Spider-Noir e a origem mais brutal do Teioso
A série Spider-Noir, produzida pelo Prime Video e estrelada por Nicolas Cage, decidiu abandonar a fórmula clássica do "garoto picado por uma aranha radioativa" para mergulhar em um território de horror visceral. Nos episódios 5 e 6, intitulados respectivamente "Betrayal" e "Nightmare on a Gurney", a trama se afasta das convenções dos super-heróis tradicionais e abraça uma estética de filme de terror da Universal, revelando uma origem para o protagonista que é, possivelmente, a mais perturbadora de toda a história da Marvel nos cinemas e streaming.
Diferente das adaptações do Universo Cinematográfico Marvel (MCU), que optaram por pular o arco de origem de Peter Parker por considerá-lo saturado, Spider-Noir utiliza sua premissa para subverter o conceito de "evento canônico". Aqui, a transformação do herói não é um acidente fortuito, mas o resultado de experimentos desumanos conduzidos durante a Primeira Guerra Mundial.
Contexto: por que a mudança importa
Para entender o impacto dessa revelação, precisamos olhar para como a série constrói seu mundo. A narrativa estabelece que a gangue de Silvermane (o mafioso clássico da Marvel) — composta por figuras como Flint Marko (o Homem-Areia), Dirk Leydon e Lonnie Lincoln (o Lápide) — obteve seus poderes após servir como cobaias em um laboratório secreto francês durante a guerra. Eles foram submetidos a injeções de DNA animal, mineral e vegetal.
O grande diferencial aqui é a introdução do Man-Spider em live-action.

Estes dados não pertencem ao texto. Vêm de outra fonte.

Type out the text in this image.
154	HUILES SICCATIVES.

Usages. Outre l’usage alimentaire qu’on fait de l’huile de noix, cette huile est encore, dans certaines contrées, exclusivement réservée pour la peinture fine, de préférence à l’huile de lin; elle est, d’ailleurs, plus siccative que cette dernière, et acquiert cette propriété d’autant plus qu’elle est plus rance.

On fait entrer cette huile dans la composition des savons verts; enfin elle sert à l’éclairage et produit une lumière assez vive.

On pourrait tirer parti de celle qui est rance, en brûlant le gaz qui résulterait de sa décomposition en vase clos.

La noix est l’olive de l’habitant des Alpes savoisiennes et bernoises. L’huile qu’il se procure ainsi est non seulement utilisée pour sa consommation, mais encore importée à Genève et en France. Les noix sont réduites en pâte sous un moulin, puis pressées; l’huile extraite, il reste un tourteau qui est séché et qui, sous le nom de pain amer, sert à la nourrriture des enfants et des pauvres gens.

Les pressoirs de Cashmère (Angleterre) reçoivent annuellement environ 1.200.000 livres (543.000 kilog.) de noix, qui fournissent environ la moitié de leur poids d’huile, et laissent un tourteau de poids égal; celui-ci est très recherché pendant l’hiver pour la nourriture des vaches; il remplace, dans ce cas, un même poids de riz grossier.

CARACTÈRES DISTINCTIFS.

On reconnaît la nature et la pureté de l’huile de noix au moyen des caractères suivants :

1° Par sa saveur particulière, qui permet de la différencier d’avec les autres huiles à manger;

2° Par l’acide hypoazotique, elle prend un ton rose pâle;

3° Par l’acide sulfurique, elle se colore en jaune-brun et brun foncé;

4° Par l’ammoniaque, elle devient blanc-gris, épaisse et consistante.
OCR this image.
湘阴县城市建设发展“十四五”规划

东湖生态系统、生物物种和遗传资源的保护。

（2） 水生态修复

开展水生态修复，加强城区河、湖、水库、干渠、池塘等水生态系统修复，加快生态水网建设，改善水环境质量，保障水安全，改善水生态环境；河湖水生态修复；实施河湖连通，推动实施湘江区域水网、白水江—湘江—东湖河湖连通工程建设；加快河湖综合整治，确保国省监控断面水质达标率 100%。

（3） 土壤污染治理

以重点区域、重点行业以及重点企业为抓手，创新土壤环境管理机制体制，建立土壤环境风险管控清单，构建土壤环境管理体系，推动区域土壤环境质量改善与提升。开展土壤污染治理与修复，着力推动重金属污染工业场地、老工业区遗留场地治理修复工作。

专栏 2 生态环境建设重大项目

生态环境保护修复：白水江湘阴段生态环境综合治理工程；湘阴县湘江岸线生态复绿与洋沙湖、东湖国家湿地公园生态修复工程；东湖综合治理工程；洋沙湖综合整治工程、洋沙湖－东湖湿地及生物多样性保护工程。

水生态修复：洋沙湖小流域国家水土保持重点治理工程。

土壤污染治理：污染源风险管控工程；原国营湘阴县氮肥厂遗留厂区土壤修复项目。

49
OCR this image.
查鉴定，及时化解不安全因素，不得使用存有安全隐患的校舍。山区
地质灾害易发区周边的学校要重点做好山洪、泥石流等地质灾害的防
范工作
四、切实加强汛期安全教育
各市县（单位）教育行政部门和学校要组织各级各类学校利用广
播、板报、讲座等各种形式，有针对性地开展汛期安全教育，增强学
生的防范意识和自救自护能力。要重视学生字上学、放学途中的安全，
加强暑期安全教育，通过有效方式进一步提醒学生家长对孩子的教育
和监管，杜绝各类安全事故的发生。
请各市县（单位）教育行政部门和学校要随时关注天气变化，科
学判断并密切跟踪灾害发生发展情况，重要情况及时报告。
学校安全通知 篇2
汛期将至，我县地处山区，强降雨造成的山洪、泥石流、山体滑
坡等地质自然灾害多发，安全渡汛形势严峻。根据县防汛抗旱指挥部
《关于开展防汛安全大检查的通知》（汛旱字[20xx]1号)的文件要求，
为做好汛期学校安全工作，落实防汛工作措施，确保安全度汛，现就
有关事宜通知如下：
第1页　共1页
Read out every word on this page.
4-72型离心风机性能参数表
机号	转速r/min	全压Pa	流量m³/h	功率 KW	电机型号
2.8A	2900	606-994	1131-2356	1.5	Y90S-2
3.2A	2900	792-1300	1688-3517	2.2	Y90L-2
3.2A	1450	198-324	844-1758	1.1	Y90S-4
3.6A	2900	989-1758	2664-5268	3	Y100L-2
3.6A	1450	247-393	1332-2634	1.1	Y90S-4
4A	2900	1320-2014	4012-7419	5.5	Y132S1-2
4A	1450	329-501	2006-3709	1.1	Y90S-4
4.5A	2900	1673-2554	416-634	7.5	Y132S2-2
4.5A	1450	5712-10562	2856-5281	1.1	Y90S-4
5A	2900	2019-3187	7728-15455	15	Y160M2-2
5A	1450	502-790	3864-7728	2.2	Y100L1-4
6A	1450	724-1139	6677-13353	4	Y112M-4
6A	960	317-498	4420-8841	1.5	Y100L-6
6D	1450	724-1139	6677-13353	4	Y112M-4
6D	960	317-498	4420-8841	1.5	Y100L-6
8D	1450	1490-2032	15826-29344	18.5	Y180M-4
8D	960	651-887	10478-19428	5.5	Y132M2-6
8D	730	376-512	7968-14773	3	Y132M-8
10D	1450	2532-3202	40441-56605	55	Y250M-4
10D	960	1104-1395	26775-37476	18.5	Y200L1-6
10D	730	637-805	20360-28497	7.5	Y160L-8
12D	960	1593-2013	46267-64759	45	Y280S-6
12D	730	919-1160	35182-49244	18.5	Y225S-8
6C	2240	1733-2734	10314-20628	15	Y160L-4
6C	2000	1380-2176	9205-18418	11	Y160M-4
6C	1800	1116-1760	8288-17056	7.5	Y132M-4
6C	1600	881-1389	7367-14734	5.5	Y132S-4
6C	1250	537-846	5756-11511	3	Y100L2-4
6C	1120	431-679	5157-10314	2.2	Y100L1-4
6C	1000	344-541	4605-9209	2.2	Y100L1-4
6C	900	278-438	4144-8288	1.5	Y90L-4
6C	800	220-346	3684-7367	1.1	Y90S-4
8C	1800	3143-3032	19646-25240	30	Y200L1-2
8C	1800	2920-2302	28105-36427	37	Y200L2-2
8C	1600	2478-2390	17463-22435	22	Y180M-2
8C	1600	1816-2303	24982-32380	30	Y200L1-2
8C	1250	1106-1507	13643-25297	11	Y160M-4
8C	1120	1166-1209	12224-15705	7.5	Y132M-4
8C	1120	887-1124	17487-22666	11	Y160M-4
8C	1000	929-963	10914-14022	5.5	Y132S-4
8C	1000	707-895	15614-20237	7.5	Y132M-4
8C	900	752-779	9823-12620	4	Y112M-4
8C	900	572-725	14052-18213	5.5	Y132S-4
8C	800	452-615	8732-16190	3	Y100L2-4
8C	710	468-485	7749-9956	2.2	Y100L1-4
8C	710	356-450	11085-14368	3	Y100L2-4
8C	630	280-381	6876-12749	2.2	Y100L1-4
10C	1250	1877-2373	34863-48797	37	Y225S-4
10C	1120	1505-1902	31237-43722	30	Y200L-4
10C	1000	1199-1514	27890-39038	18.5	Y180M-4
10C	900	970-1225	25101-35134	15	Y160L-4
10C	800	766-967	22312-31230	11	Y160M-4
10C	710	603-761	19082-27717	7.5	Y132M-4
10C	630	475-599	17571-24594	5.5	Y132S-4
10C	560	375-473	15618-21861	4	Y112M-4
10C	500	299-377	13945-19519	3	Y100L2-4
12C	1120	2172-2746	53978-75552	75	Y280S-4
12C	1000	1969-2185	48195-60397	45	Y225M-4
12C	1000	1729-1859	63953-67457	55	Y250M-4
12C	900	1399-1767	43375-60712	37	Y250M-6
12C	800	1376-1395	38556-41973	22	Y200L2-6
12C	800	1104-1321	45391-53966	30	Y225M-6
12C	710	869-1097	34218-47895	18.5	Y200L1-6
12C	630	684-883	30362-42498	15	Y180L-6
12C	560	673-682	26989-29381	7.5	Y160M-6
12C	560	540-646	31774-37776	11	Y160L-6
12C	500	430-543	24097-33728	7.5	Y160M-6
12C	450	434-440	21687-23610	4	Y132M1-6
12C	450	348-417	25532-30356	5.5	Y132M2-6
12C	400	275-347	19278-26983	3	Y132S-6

Nos quadrinhos, o Man-Spider é uma forma monstruosa e irracional que o Homem-Aranha assume em certas mutações. Na série, ele aparece como uma vítima trágica dos experimentos, um ser meio-humano e meio-aracnídeo mantido em uma maca hospitalar. É esse ser que, através de uma mordida, infecta o protagonista, Ben Reilly, com um coquetel de DNA corrompido. Esse momento de body horror (horror corporal) marca o tom da série, diferenciando-a de qualquer outra produção anterior do herói.
Elementos da nova origem de Spider-Noir:
- Origem militar: Os poderes não vêm da ciência civil, mas de armas biológicas criadas pelo exército.
- Mutação forçada: O protagonista é infectado por uma vítima prévia (o Man-Spider), tornando o processo muito mais traumático.
- Fuga desesperada: A mudança de nome para Ben Reilly não é apenas uma escolha, mas uma necessidade de sobrevivência após fugir de militares que tentavam transformar o herói em uma arma viva.
Reação dos fãs e do mercado
A recepção tem sido marcada pelo choque positivo. Ao abraçar uma classificação indicativa mais alta, a série permite que o público veja o lado sombrio do Homem-Aranha que o MCU, focado em um público mais amplo, jamais poderia explorar. O desempenho de Nicolas Cage como um herói relutante e atormentado tem sido um dos pontos mais elogiados, trazendo uma profundidade dramática que sustenta a atmosfera pesada da produção.
A escolha estética de oferecer uma opção de visualização em preto e branco reforça a homenagem ao gênero noir, tornando as cenas de horror ainda mais impactantes. O mercado observa com atenção, já que o sucesso dessa abordagem pode abrir portas para que a Sony e a Amazon explorem outros personagens da teia do Aranha sob uma ótica mais adulta e experimental.
O que esperar da trama
Com todos os oito episódios já disponíveis no Prime Video, a série consolidou seu lugar como uma das obras mais corajosas da Marvel. A grande questão que fica para os fãs é se o Man-Spider será apenas uma referência à origem ou se teremos mais desse horror biológico em futuras temporadas. A série não apenas entrega uma história de detetive, mas uma exploração sobre o trauma e o custo de ser um "monstro" em um mundo que não entende sua natureza.
O próximo nível para o Aranha
Se você busca algo além da aventura colorida e heroica, Spider-Noir é o ponto de partida ideal. Para quem deseja acompanhar o que vem a seguir, os pontos de atenção são:
- Expansão do multiverso: Como essa versão de Ben Reilly se conecta (ou se isola) de outras variantes do Aranha.
- Novos vilões: A série provou que pode adaptar vilões menos convencionais com sucesso, o que aumenta a expectativa para futuras ameaças.
- Continuidade: Fique atento aos fóruns oficiais e redes sociais da plataforma, pois a recepção crítica pode ditar o ritmo de renovação para um segundo ano.